На что, выпятив загорелый, голый, с выпирающим завязанным повитухой пупком живот и, как бы между прочим, как бы и без надобности быстро проведя рукой под носом, степенно и солидно ответил,
- Чеботарев я!.. Василий Иванович!..
               -    Ну-ну, Василий Иванович!.. Давай!.. Трудись!.. – усмехнулся тот, взяв вожжи в одну руку и садясь боком на просевшую под ним на одну сторону линейку.            
•        Линейка - очень легкая двухосная на рессорах, рассчитанная на двух лошадей повозка, на которой ездили председатели колхозов. В те годы она была чем-то вроде представительского лимузина, мощностью в две лошадиные силы.
        Были еще бедарки - одноосные, тоже на рессорах легкие экипажи но рассчитанные уже  на одну лошадь. Тоже что-то вроде представительского лимузина, но классом. уже пониже и всего в одну лошадиную силу. На них ездили бригадиры.
        В бедных колхозах на бедарках ездили и председатели, а бригадиры верхом. По тому на чем ездили председатель и бригадиры, даже они, пацаны, судили о том, как шли дела в том или другом колхозе.


                «»

               Разглядывая город, зная, когда и кем строился тот или иной дом, Васька видел - каждое новое поколение строило свои дома. А так как в стране каждому поколению соответствовал и новый, присущий ему уровень жизни, то и дома строились соответствующие тому уровню. Землянки, строили вернувшиеся с Гражданской деды. Низенькие флигельки на два окна и всего в две комнатки, строили сыновья тех кто строил землянки и рубился в сотнях Думенко. Они с честью прошли через ту, другую, еще более страшную  войну. Но честь-честью, а с уровнем жизни сразу же после войны было еще того…
               И поэтому, их флигельки были еще те... 
               Васька любил поколение отцов и дедов, людей слова и дела. В их среде, мужик нарушивший слово, человеком уже не считался. Среди них не было места лжи, фальши, изворотливости, «кидалову». В то время ценилась предельная честность во взаимоотношениях. Они были подобно своим флигелькам и просматриваемым насквозь дворикам, открыты не только в поступках, но и душах.
               Он любил слушать, когда на 9 мая сидя где-нибудь в скверике или просто в холодке под деревьями, под жужжание пчел и шмелей те вспоминали былое, а они, пацаны, бегали за водкой и «Прибоем» или «Севером» для них. А по случаю праздника, иногда даже за «Беломором», а то и «Казбеком». Это были не книжные воспоминания. Такого он не читал ни до того, ни после. Помнил их уважительно-благоговейное отношение к Жукову и Сталину и пренебрежительно-язвительное к Булганину и Хрущеву.

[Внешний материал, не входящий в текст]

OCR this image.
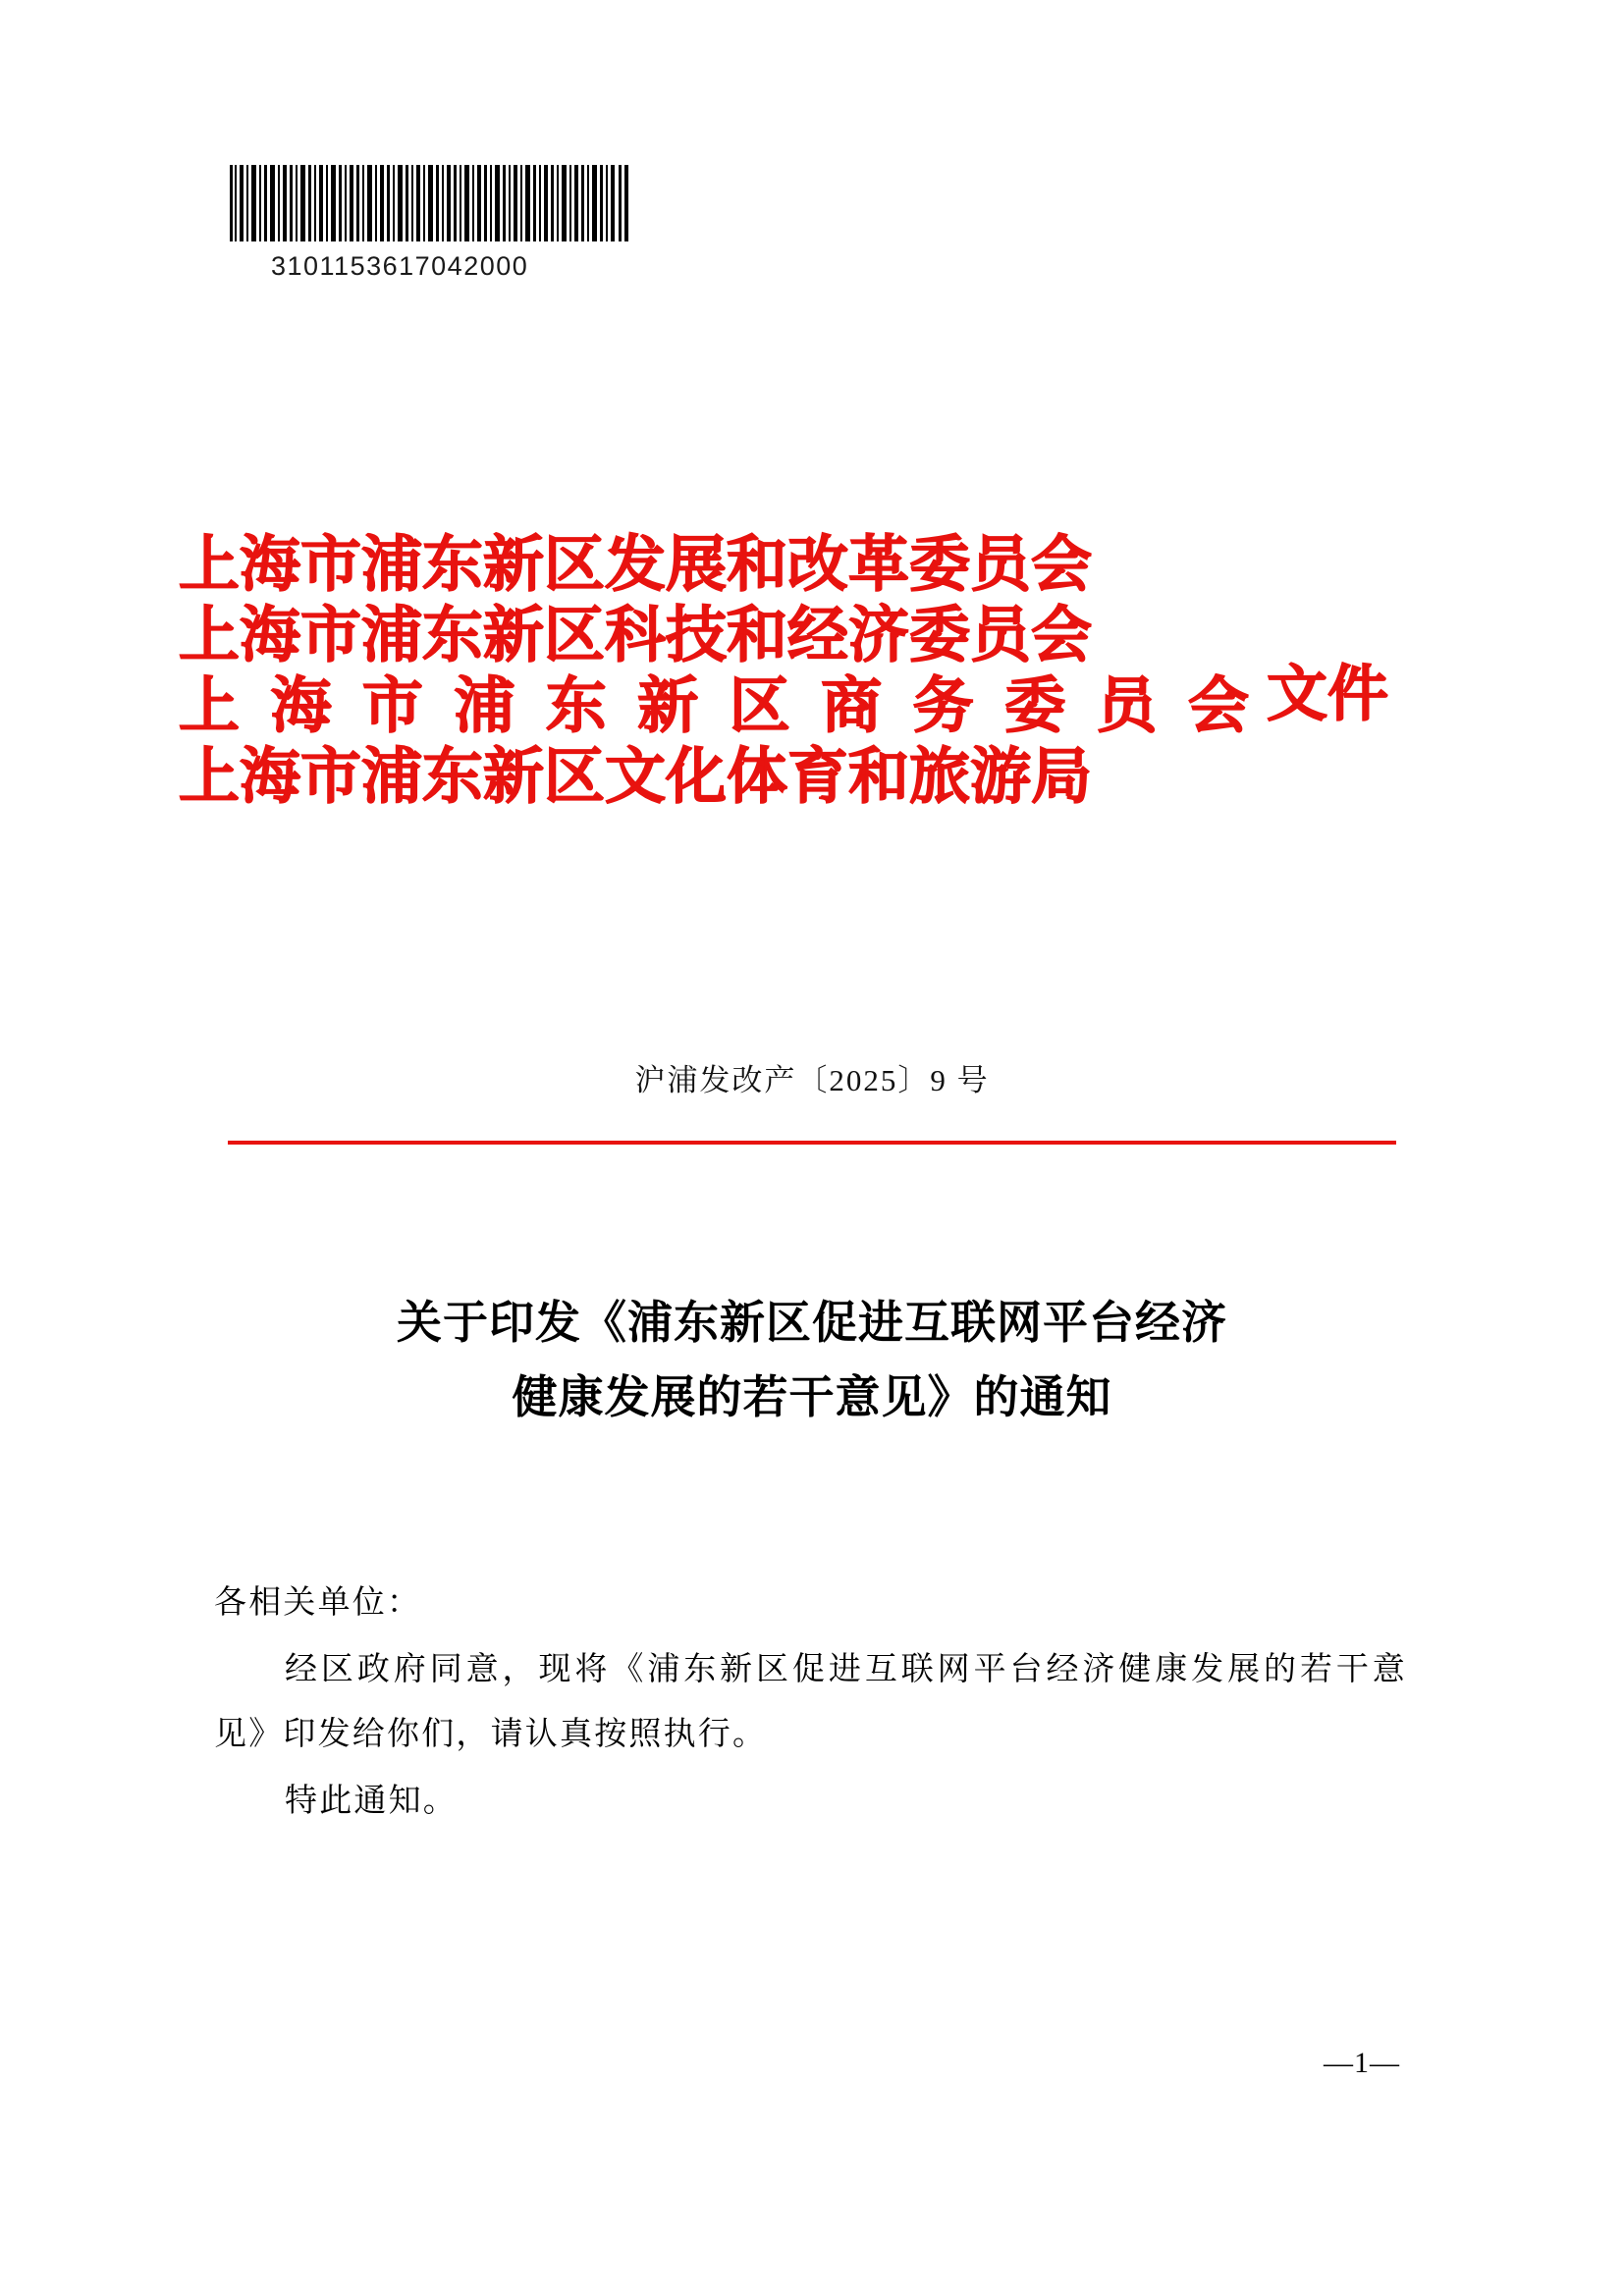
3101153617042000
上海市浦东新区发展和改革委员会
上海市浦东新区科技和经济委员会
上 海 市 浦 东 新 区 商 务 委 员 会
上海市浦东新区文化体育和旅游局
文件
沪浦发改产〔2025〕9 号
关于印发《浦东新区促进互联网平台经济
健康发展的若干意见》的通知

各相关单位：

经区政府同意，现将《浦东新区促进互联网平台经济健康发展的若干意见》印发给你们，请认真按照执行。

特此通知。

—1—
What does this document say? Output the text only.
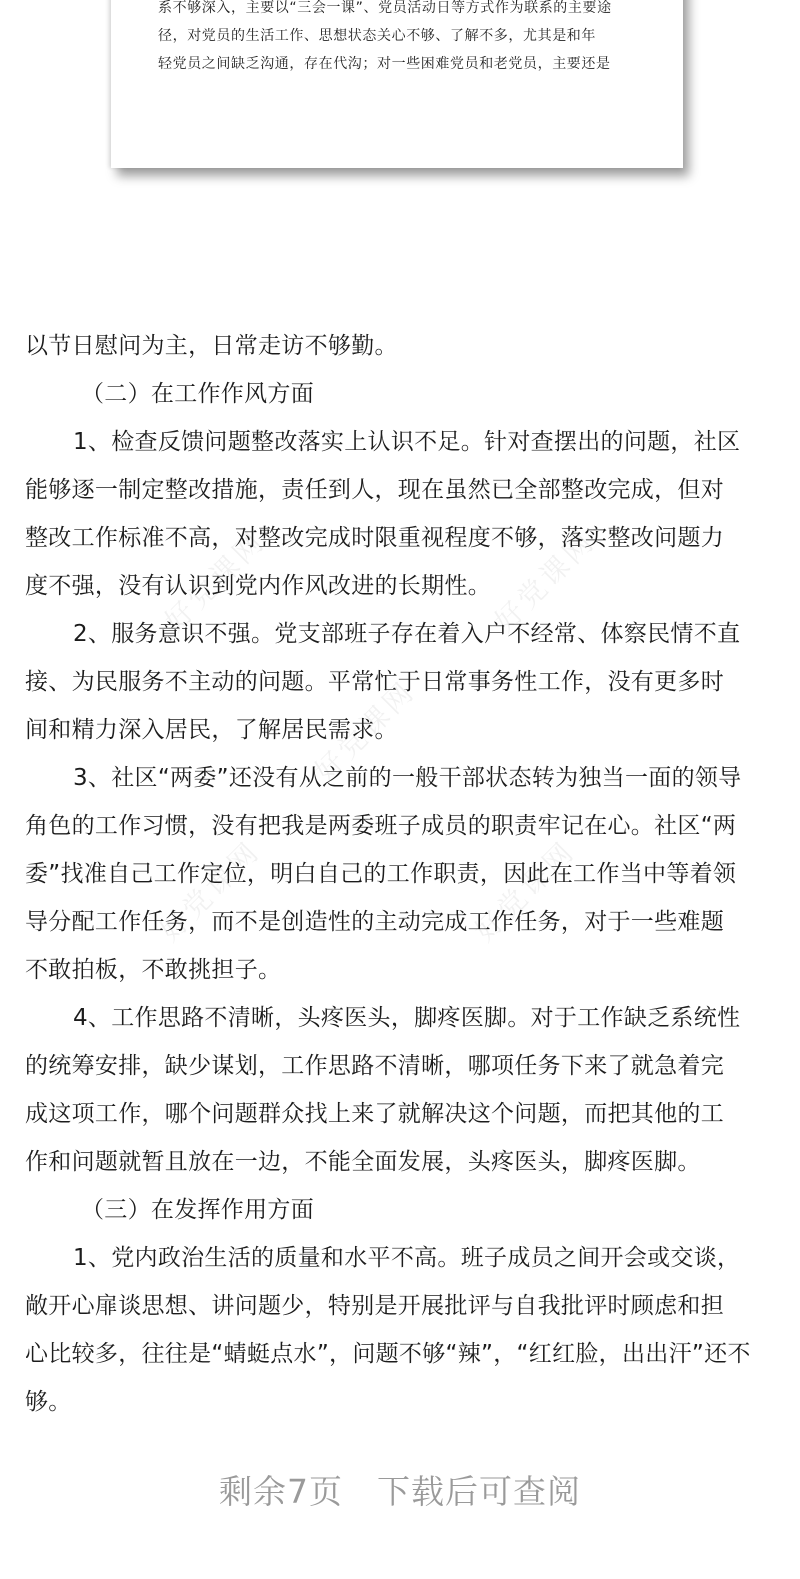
系不够深入，主要以“三会一课”、党员活动日等方式作为联系的主要途
径，对党员的生活工作、思想状态关心不够、了解不多，尤其是和年
轻党员之间缺乏沟通，存在代沟；对一些困难党员和老党员，主要还是
好党课网	好党课网
好党课网
好党课网	好党课网
以节日慰问为主，日常走访不够勤。
（二）在工作作风方面
1、检查反馈问题整改落实上认识不足。针对查摆出的问题，社区
能够逐一制定整改措施，责任到人，现在虽然已全部整改完成，但对
整改工作标准不高，对整改完成时限重视程度不够，落实整改问题力
度不强，没有认识到党内作风改进的长期性。
2、服务意识不强。党支部班子存在着入户不经常、体察民情不直
接、为民服务不主动的问题。平常忙于日常事务性工作，没有更多时
间和精力深入居民，了解居民需求。
3、社区“两委”还没有从之前的一般干部状态转为独当一面的领导
角色的工作习惯，没有把我是两委班子成员的职责牢记在心。社区“两
委”找准自己工作定位，明白自己的工作职责，因此在工作当中等着领
导分配工作任务，而不是创造性的主动完成工作任务，对于一些难题
不敢拍板，不敢挑担子。
4、工作思路不清晰，头疼医头，脚疼医脚。对于工作缺乏系统性
的统筹安排，缺少谋划，工作思路不清晰，哪项任务下来了就急着完
成这项工作，哪个问题群众找上来了就解决这个问题，而把其他的工
作和问题就暂且放在一边，不能全面发展，头疼医头，脚疼医脚。
（三）在发挥作用方面
1、党内政治生活的质量和水平不高。班子成员之间开会或交谈，
敞开心扉谈思想、讲问题少，特别是开展批评与自我批评时顾虑和担
心比较多，往往是“蜻蜓点水”，问题不够“辣”，“红红脸，出出汗”还不
够。
剩余7页 下载后可查阅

               Через всю свою жизнь он пронес именно то, их, отцовское, народное отношение к этим людям. И что бы о них потом не писали, что бы не говорили - никакие говоруны и никакие писаки не поколебали его в том людском  убеждении.
               На них тогда не обращали внимания. Но когда у кого-то из бывших фронтовиков срывалось браное слово, как-то так, сразу же, обнаруживалось и их, пацанов, присутствие. И  то, что, им это, знать еще рано.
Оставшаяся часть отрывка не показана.